Every day, scientists from various fields generate vast amounts of scientific data with tremendous value that extends beyond its initial scientific purpose, including potential applications in AI models. Searching through this data, however, remains a significant challenge for researchers, scientists, and students due to its scattered nature, isolation in different domains, and the lack of unified access to search options.
DoubleCloud has become a corporate partner of The University of Utah’s Scientific Computing and Imaging (SCI) Institute in their groundbreaking pilot project called the National Science Data Fabric (NSDF). The Multi-Federated National Science Data Fabric Catalog is being developed to bridge gaps and streamline the access and storage of extensive scientific data generated and processed by leading scientific organizations and laboratories.
Currently, the catalog already contains around 70 repositories, with over 1.5 billion records totalling more than 75 petabytes of data.
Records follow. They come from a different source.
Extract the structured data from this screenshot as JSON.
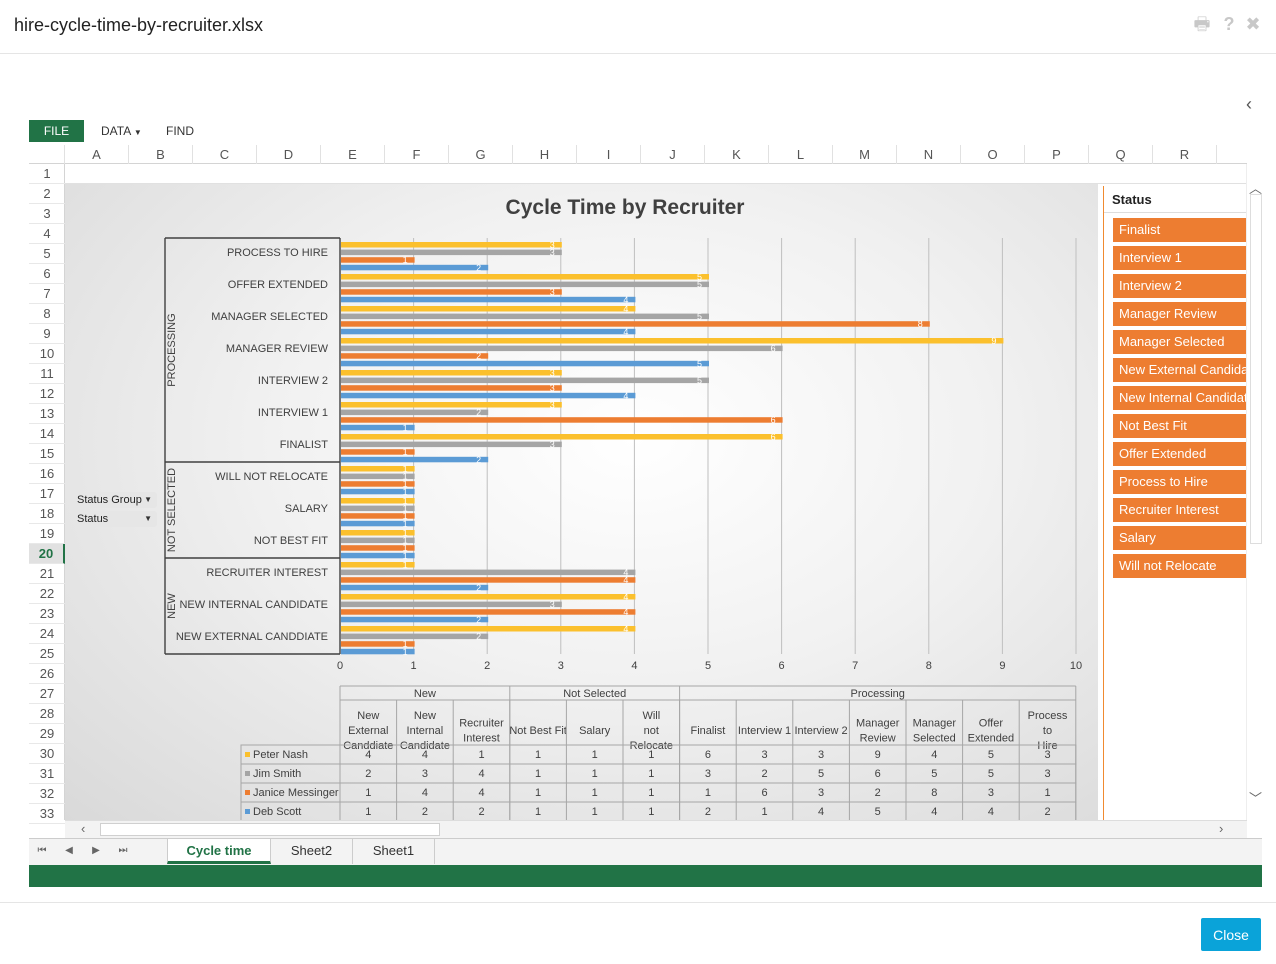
{
  "window": {
    "title": "hire-cycle-time-by-recruiter.xlsx"
  },
  "header_icons": [
    "print-icon",
    "help-icon",
    "close-icon"
  ],
  "header_icon_glyphs": {
    "print": "🖶",
    "help": "?",
    "close": "✖",
    "collapse": "‹"
  },
  "ribbon": {
    "file": "FILE",
    "data": "DATA",
    "find": "FIND"
  },
  "columns": [
    "A",
    "B",
    "C",
    "D",
    "E",
    "F",
    "G",
    "H",
    "I",
    "J",
    "K",
    "L",
    "M",
    "N",
    "O",
    "P",
    "Q",
    "R"
  ],
  "rows": [
    "1",
    "2",
    "3",
    "4",
    "5",
    "6",
    "7",
    "8",
    "9",
    "10",
    "11",
    "12",
    "13",
    "14",
    "15",
    "16",
    "17",
    "18",
    "19",
    "20",
    "21",
    "22",
    "23",
    "24",
    "25",
    "26",
    "27",
    "28",
    "29",
    "30",
    "31",
    "32",
    "33"
  ],
  "active_row": "20",
  "fields": {
    "status_group": "Status Group",
    "status": "Status"
  },
  "slicer": {
    "title": "Status",
    "items": [
      "Finalist",
      "Interview 1",
      "Interview 2",
      "Manager Review",
      "Manager Selected",
      "New External Candidate",
      "New Internal Candidate",
      "Not Best Fit",
      "Offer Extended",
      "Process to Hire",
      "Recruiter Interest",
      "Salary",
      "Will not Relocate"
    ]
  },
  "sheets": [
    "Cycle time",
    "Sheet2",
    "Sheet1"
  ],
  "active_sheet": "Cycle time",
  "close_button": "Close",
  "colors": {
    "peter": "#fbc02d",
    "jim": "#a5a5a5",
    "janice": "#ed7d31",
    "deb": "#5b9bd5",
    "excel_green": "#217346"
  },
  "chart_data": {
    "type": "bar",
    "title": "Cycle Time by Recruiter",
    "xlim": [
      0,
      10
    ],
    "x_ticks": [
      "0",
      "1",
      "2",
      "3",
      "4",
      "5",
      "6",
      "7",
      "8",
      "9",
      "10"
    ],
    "groups": [
      {
        "name": "PROCESSING",
        "categories": [
          "PROCESS TO HIRE",
          "OFFER EXTENDED",
          "MANAGER SELECTED",
          "MANAGER REVIEW",
          "INTERVIEW 2",
          "INTERVIEW 1",
          "FINALIST"
        ]
      },
      {
        "name": "NOT SELECTED",
        "categories": [
          "WILL NOT RELOCATE",
          "SALARY",
          "NOT BEST FIT"
        ]
      },
      {
        "name": "NEW",
        "categories": [
          "RECRUITER INTEREST",
          "NEW INTERNAL CANDIDATE",
          "NEW EXTERNAL CANDDIATE"
        ]
      }
    ],
    "table_categories": [
      "New External Canddiate",
      "New Internal Candidate",
      "Recruiter Interest",
      "Not Best Fit",
      "Salary",
      "Will not Relocate",
      "Finalist",
      "Interview 1",
      "Interview 2",
      "Manager Review",
      "Manager Selected",
      "Offer Extended",
      "Process to Hire"
    ],
    "table_groups": [
      {
        "name": "New",
        "span": 3
      },
      {
        "name": "Not Selected",
        "span": 3
      },
      {
        "name": "Processing",
        "span": 7
      }
    ],
    "series": [
      {
        "name": "Peter Nash",
        "values": [
          4,
          4,
          1,
          1,
          1,
          1,
          6,
          3,
          3,
          9,
          4,
          5,
          3
        ]
      },
      {
        "name": "Jim Smith",
        "values": [
          2,
          3,
          4,
          1,
          1,
          1,
          3,
          2,
          5,
          6,
          5,
          5,
          3
        ]
      },
      {
        "name": "Janice Messinger",
        "values": [
          1,
          4,
          4,
          1,
          1,
          1,
          1,
          6,
          3,
          2,
          8,
          3,
          1
        ]
      },
      {
        "name": "Deb Scott",
        "values": [
          1,
          2,
          2,
          1,
          1,
          1,
          2,
          1,
          4,
          5,
          4,
          4,
          2
        ]
      }
    ]
  }
}
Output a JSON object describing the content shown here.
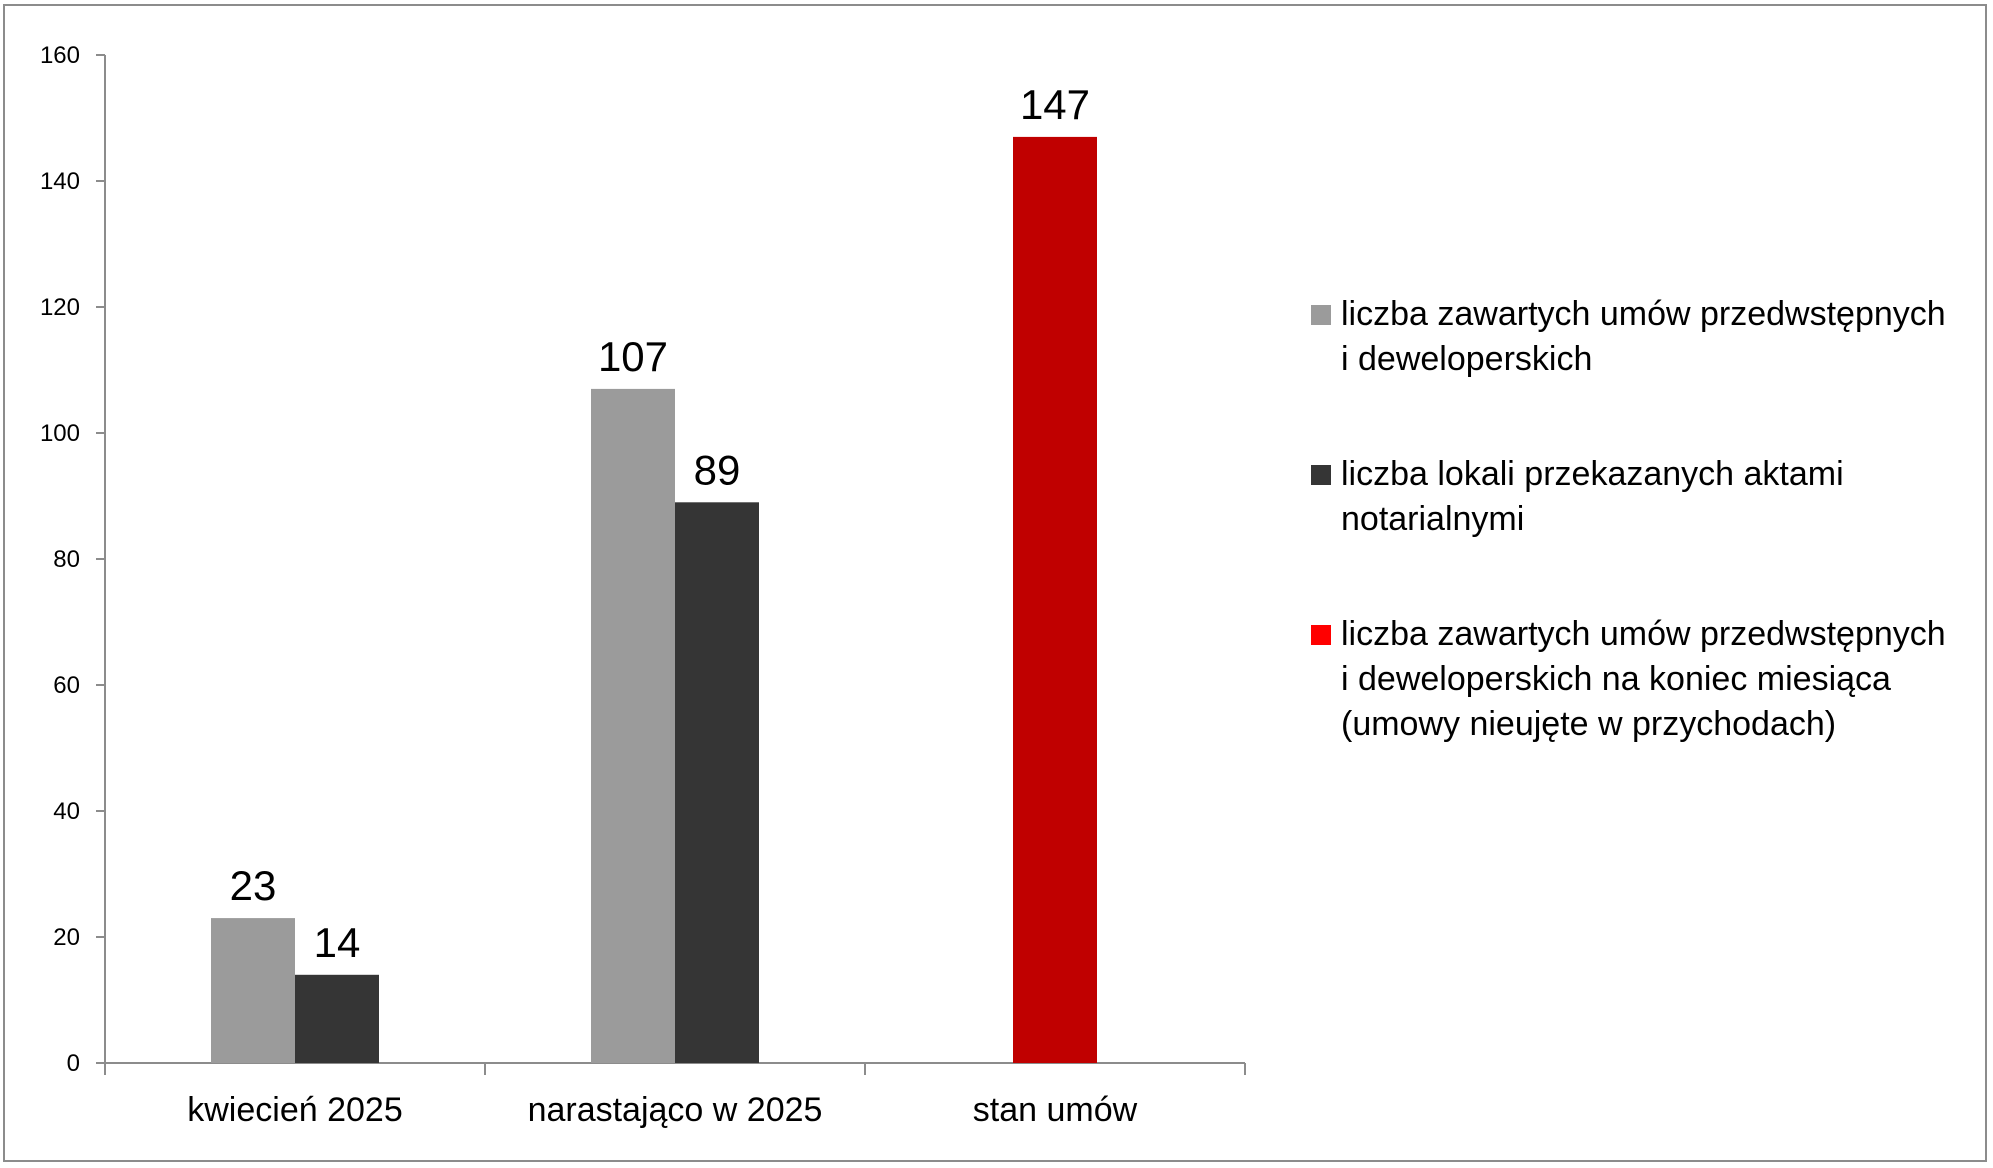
{
  "chart_data": {
    "type": "bar",
    "categories": [
      "kwiecień 2025",
      "narastająco w 2025",
      "stan umów"
    ],
    "series": [
      {
        "name": "liczba zawartych umów przedwstępnych i deweloperskich",
        "values": [
          23,
          107,
          null
        ],
        "color": "#9b9b9b"
      },
      {
        "name": "liczba lokali przekazanych aktami notarialnymi",
        "values": [
          14,
          89,
          null
        ],
        "color": "#353535"
      },
      {
        "name": "liczba zawartych umów przedwstępnych i deweloperskich na koniec miesiąca (umowy nieujęte w przychodach)",
        "values": [
          null,
          null,
          147
        ],
        "color": "#c00000",
        "legend_color": "#ff0000"
      }
    ],
    "ylim": [
      0,
      160
    ],
    "yticks": [
      0,
      20,
      40,
      60,
      80,
      100,
      120,
      140,
      160
    ],
    "grid": false,
    "legend_position": "right",
    "data_labels": true
  }
}
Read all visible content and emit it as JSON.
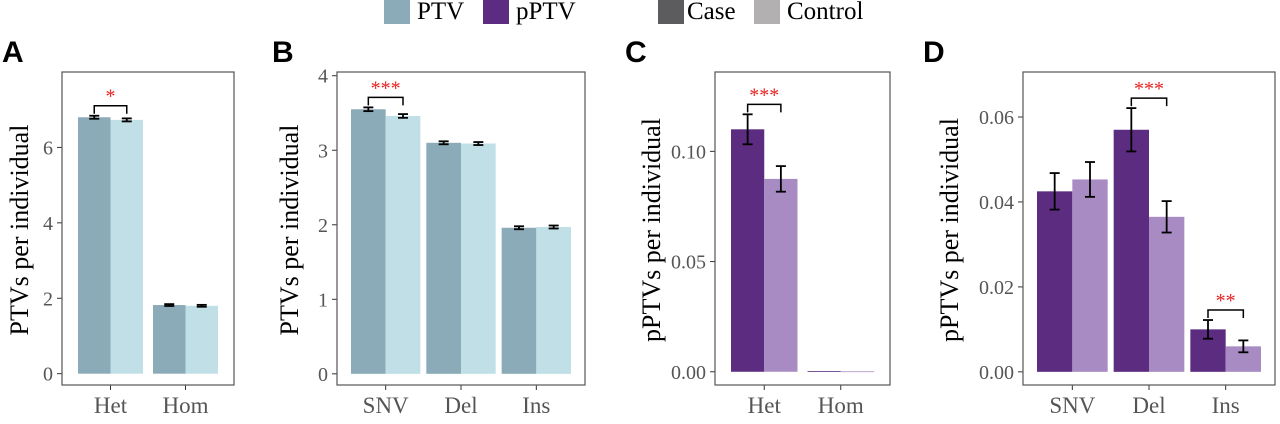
{
  "legend": {
    "items": [
      {
        "label": "PTV",
        "color": "#8aabb7"
      },
      {
        "label": "pPTV",
        "color": "#5b2c7f"
      },
      {
        "label": "Case",
        "color": "#5c5c5f"
      },
      {
        "label": "Control",
        "color": "#b3b0b2"
      }
    ]
  },
  "colors": {
    "ptv_case": "#8aabb7",
    "ptv_control": "#c0dfe6",
    "pptv_case": "#5b2c7f",
    "pptv_control": "#a88bc2",
    "significance": "#e8201f",
    "panel_border": "#555555"
  },
  "chart_data": [
    {
      "panel": "A",
      "type": "bar",
      "ylabel": "PTVs per individual",
      "ylim": [
        -0.3,
        8.0
      ],
      "yticks": [
        0,
        2,
        4,
        6
      ],
      "categories": [
        "Het",
        "Hom"
      ],
      "series": [
        {
          "name": "Case",
          "values": [
            6.8,
            1.82
          ],
          "errors": [
            0.04,
            0.025
          ]
        },
        {
          "name": "Control",
          "values": [
            6.73,
            1.8
          ],
          "errors": [
            0.04,
            0.025
          ]
        }
      ],
      "significance": [
        {
          "category": "Het",
          "label": "*"
        }
      ]
    },
    {
      "panel": "B",
      "type": "bar",
      "ylabel": "PTVs per individual",
      "ylim": [
        -0.15,
        4.05
      ],
      "yticks": [
        0,
        1,
        2,
        3,
        4
      ],
      "categories": [
        "SNV",
        "Del",
        "Ins"
      ],
      "series": [
        {
          "name": "Case",
          "values": [
            3.55,
            3.1,
            1.96
          ],
          "errors": [
            0.025,
            0.02,
            0.02
          ]
        },
        {
          "name": "Control",
          "values": [
            3.46,
            3.09,
            1.97
          ],
          "errors": [
            0.025,
            0.02,
            0.02
          ]
        }
      ],
      "significance": [
        {
          "category": "SNV",
          "label": "***"
        }
      ]
    },
    {
      "panel": "C",
      "type": "bar",
      "ylabel": "pPTVs per individual",
      "ylim": [
        -0.006,
        0.136
      ],
      "yticks": [
        0.0,
        0.05,
        0.1
      ],
      "ytick_labels": [
        "0.00",
        "0.05",
        "0.10"
      ],
      "categories": [
        "Het",
        "Hom"
      ],
      "series": [
        {
          "name": "Case",
          "values": [
            0.11,
            0.0003
          ],
          "errors": [
            0.0068,
            0
          ]
        },
        {
          "name": "Control",
          "values": [
            0.0875,
            0.0002
          ],
          "errors": [
            0.0058,
            0
          ]
        }
      ],
      "significance": [
        {
          "category": "Het",
          "label": "***"
        }
      ]
    },
    {
      "panel": "D",
      "type": "bar",
      "ylabel": "pPTVs per individual",
      "ylim": [
        -0.0031,
        0.0706
      ],
      "yticks": [
        0.0,
        0.02,
        0.04,
        0.06
      ],
      "ytick_labels": [
        "0.00",
        "0.02",
        "0.04",
        "0.06"
      ],
      "categories": [
        "SNV",
        "Del",
        "Ins"
      ],
      "series": [
        {
          "name": "Case",
          "values": [
            0.0425,
            0.057,
            0.01
          ],
          "errors": [
            0.0043,
            0.0051,
            0.0022
          ]
        },
        {
          "name": "Control",
          "values": [
            0.0453,
            0.0365,
            0.006
          ],
          "errors": [
            0.0041,
            0.0037,
            0.0014
          ]
        }
      ],
      "significance": [
        {
          "category": "Del",
          "label": "***"
        },
        {
          "category": "Ins",
          "label": "**"
        }
      ]
    }
  ]
}
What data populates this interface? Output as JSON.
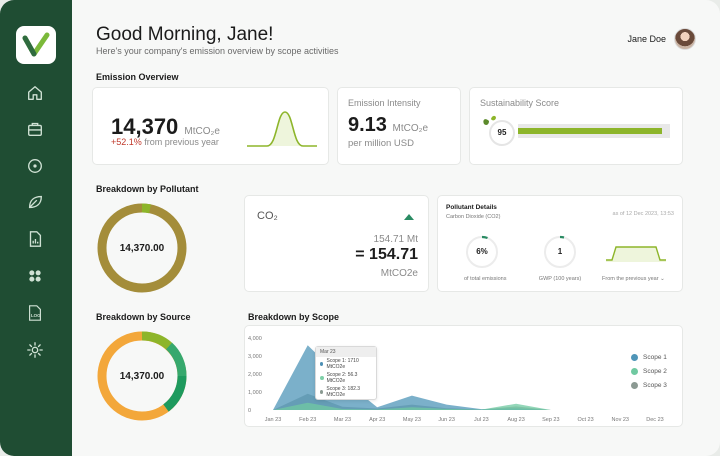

The data ranges from geologic-geophysical research databases to NASA image datasets.
The NSDF-Catalog is designed to achieve several related goals within a flexible microservice, including:
Coordinating data movement and replication from source repositories within the NSDF federation
Creating a registry of existing scientific data for the development of next-generation cyberinfrastructure
Providing a set of tools for data discovery for trans-disciplinary research.
“At DoubleCloud, we believe that democratizing access to scientific data is crucial for innovation. We are proud to collaborate with the National Science Data Fabric initiative to develop the NSDF catalog. Being part of this project means for us that we can help researchers from various fields to find and access the data they need. It means new discoveries and scientific advancements. And if DoubleCloud can help in this journey, we will do so,” said Natalia Shuliak, COO of DoubleCloud.